By Tan Zongyang (China Daily)

08:41, July 23, 2012

A worker guides a crane loading rails onto a freight train at the construction site of Hami-Lop Nur Railway in the Xinjiang Uygur autonomous region on Thursday. Cao Xinjia / for China Daily

A new track has been laid to link a major potash production base in the Xinjiang Uygur autonomous region with the country's railway network, creating a pathway for transporting the area's undeveloped natural resources, officials said.

The 374-kilometer line, which was finished on Sunday, will link Luozhong station in Lop Nur with Hami prefecture in eastern Xinjiang and will have an annual capacity of 30 million tons of cargo.

With a total investment of 3 billion yuan ($470 million), the line was a joint project of the Ministry of Railways, the regional government and the State Development and Investment Corp. It took two years to build and will open at the end of October.

"The area along the railway is rich in natural resources, especially leopoldite, to produce potash fertilizer, as well as coal and nonferrous metals such as copper and gold," Turghun Abdulla, deputy Party secretary of Lopnurpo township, was quoted as saying by Xinhua News Agency.

Lop Nur, which was once a large salt lake but is now largely dried up on the east edge of Tarim Basin, holds most of the country's potash salt reserves. It once nurtured the kingdom of Loulan, an ancient civilization along the Silk Road, but gradually became a wild desert region with no human settlement.

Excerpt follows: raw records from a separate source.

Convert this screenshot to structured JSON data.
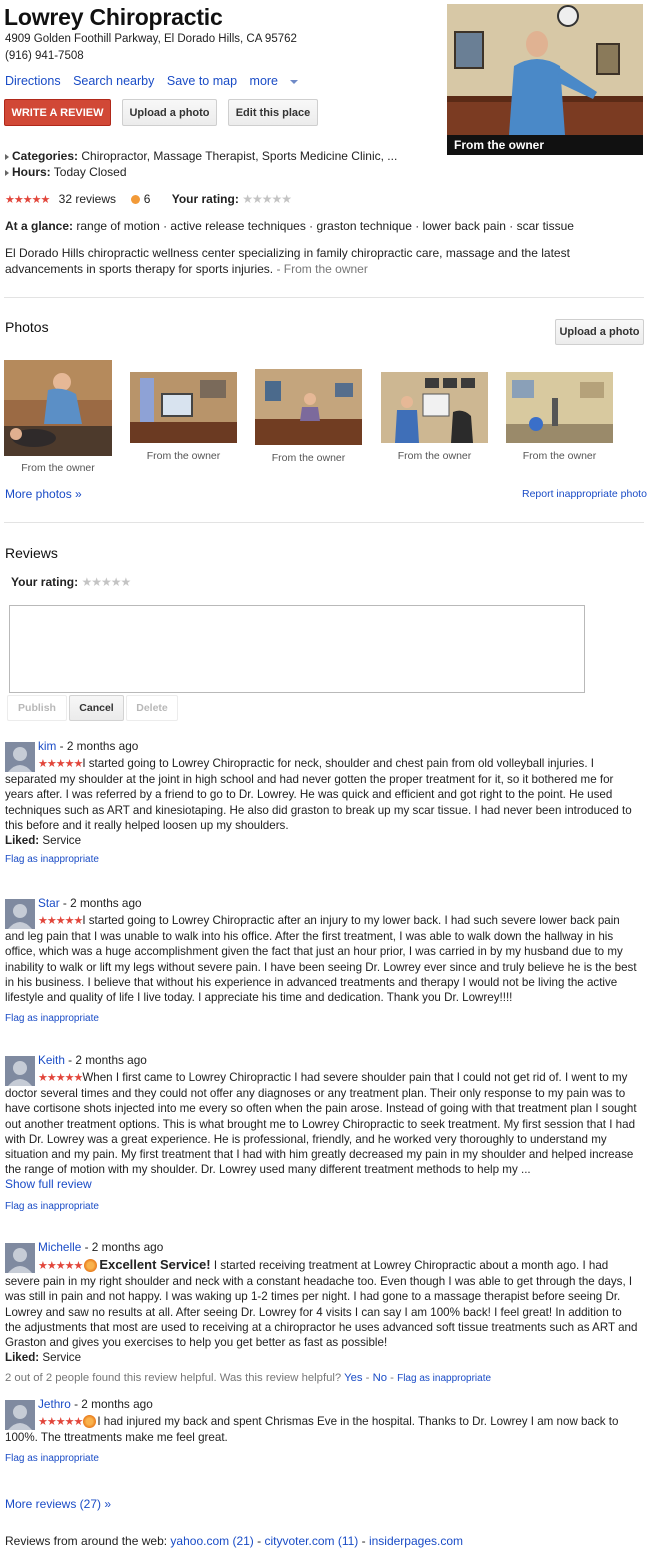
{
  "business": {
    "name": "Lowrey Chiropractic",
    "address": "4909 Golden Foothill Parkway, El Dorado Hills, CA 95762",
    "phone": "(916) 941-7508",
    "actions": {
      "directions": "Directions",
      "search_nearby": "Search nearby",
      "save_to_map": "Save to map",
      "more": "more"
    },
    "buttons": {
      "write_review": "WRITE A REVIEW",
      "upload_photo": "Upload a photo",
      "edit_place": "Edit this place"
    },
    "main_photo_caption": "From the owner",
    "categories_label": "Categories:",
    "categories_value": "Chiropractor, Massage Therapist, Sports Medicine Clinic, ...",
    "hours_label": "Hours:",
    "hours_value": "Today Closed",
    "rating_stars": "★★★★★",
    "reviews_count": "32 reviews",
    "medal_count": "6",
    "your_rating_label": "Your rating:",
    "your_rating_stars": "★★★★★",
    "at_a_glance_label": "At a glance:",
    "at_a_glance_value": "range of motion · active release techniques · graston technique · lower back pain · scar tissue",
    "description": "El Dorado Hills chiropractic wellness center specializing in family chiropractic care, massage and the latest advancements in sports therapy for sports injuries.",
    "description_source": "- From the owner"
  },
  "photos": {
    "heading": "Photos",
    "upload_button": "Upload a photo",
    "captions": [
      "From the owner",
      "From the owner",
      "From the owner",
      "From the owner",
      "From the owner"
    ],
    "more_photos": "More photos »",
    "report": "Report inappropriate photo"
  },
  "reviews_section": {
    "heading": "Reviews",
    "your_rating_label": "Your rating:",
    "your_rating_stars": "★★★★★",
    "publish": "Publish",
    "cancel": "Cancel",
    "delete": "Delete"
  },
  "reviews": [
    {
      "author": "kim",
      "when": "- 2 months ago",
      "stars": "★★★★★",
      "text": "I started going to Lowrey Chiropractic for neck, shoulder and chest pain from old volleyball injuries. I separated my shoulder at the joint in high school and had never gotten the proper treatment for it, so it bothered me for years after. I was referred by a friend to go to Dr. Lowrey. He was quick and efficient and got right to the point. He used techniques such as ART and kinesiotaping. He also did graston to break up my scar tissue. I had never been introduced to this before and it really helped loosen up my shoulders.",
      "liked_label": "Liked:",
      "liked_value": "Service",
      "flag": "Flag as inappropriate"
    },
    {
      "author": "Star",
      "when": "- 2 months ago",
      "stars": "★★★★★",
      "text": "I started going to Lowrey Chiropractic after an injury to my lower back. I had such severe lower back pain and leg pain that I was unable to walk into his office. After the first treatment, I was able to walk down the hallway in his office, which was a huge accomplishment given the fact that just an hour prior, I was carried in by my husband due to my inability to walk or lift my legs without severe pain. I have been seeing Dr. Lowrey ever since and truly believe he is the best in his business. I believe that without his experience in advanced treatments and therapy I would not be living the active lifestyle and quality of life I live today. I appreciate his time and dedication. Thank you Dr. Lowrey!!!!",
      "flag": "Flag as inappropriate"
    },
    {
      "author": "Keith",
      "when": "- 2 months ago",
      "stars": "★★★★★",
      "text": "When I first came to Lowrey Chiropractic I had severe shoulder pain that I could not get rid of. I went to my doctor several times and they could not offer any diagnoses or any treatment plan. Their only response to my pain was to have cortisone shots injected into me every so often when the pain arose. Instead of going with that treatment plan I sought out another treatment options. This is what brought me to Lowrey Chiropractic to seek treatment. My first session that I had with Dr. Lowrey was a great experience. He is professional, friendly, and he worked very thoroughly to understand my situation and my pain. My first treatment that I had with him greatly decreased my pain in my shoulder and helped increase the range of motion with my shoulder. Dr. Lowrey used many different treatment methods to help my ...",
      "show_full": "Show full review",
      "flag": "Flag as inappropriate"
    },
    {
      "author": "Michelle",
      "when": "- 2 months ago",
      "stars": "★★★★★",
      "headline": "Excellent Service!",
      "text": "I started receiving treatment at Lowrey Chiropractic about a month ago. I had severe pain in my right shoulder and neck with a constant headache too. Even though I was able to get through the days, I was still in pain and not happy. I was waking up 1-2 times per night. I had gone to a massage therapist before seeing Dr. Lowrey and saw no results at all. After seeing Dr. Lowrey for 4 visits I can say I am 100% back! I feel great! In addition to the adjustments that most are used to receiving at a chiropractor he uses advanced soft tissue treatments such as ART and Graston and gives you exercises to help you get better as fast as possible!",
      "liked_label": "Liked:",
      "liked_value": "Service",
      "helpful": "2 out of 2 people found this review helpful. Was this review helpful?",
      "yes": "Yes",
      "no": "No",
      "flag": "Flag as inappropriate"
    },
    {
      "author": "Jethro",
      "when": "- 2 months ago",
      "stars": "★★★★★",
      "text": "I had injured my back and spent Chrismas Eve in the hospital. Thanks to Dr. Lowrey I am now back to 100%. The ttreatments make me feel great.",
      "flag": "Flag as inappropriate"
    }
  ],
  "footer": {
    "more_reviews": "More reviews (27) »",
    "web_label": "Reviews from around the web:",
    "sources": [
      "yahoo.com (21)",
      "cityvoter.com (11)",
      "insiderpages.com"
    ]
  }
}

It was selected as a place for nuclear tests by China in the 1960s.

Li Songyan, deputy chief engineer of the project, told Xinhua that the railway construction was extremely difficult because the weather was harsh and the track had to be laid on a salt-rock base easily eroded by rainfall.

China is the world's largest consumer of potash, which is widely used as fertilizer. The country has relied on other countries to meet market demand, with 70 percent of the resources used being imported.

In 2011, the country produced 4.7 million tons of potash fertilizers but imported 3.78 million tons to meet domestic demand, according to a Xinhua report, citing data from a fertilizer industry association.

Lop Nur, located in the country's remote and underdeveloped northwest region, has a proven reserve of about 500 million tons of potash salt.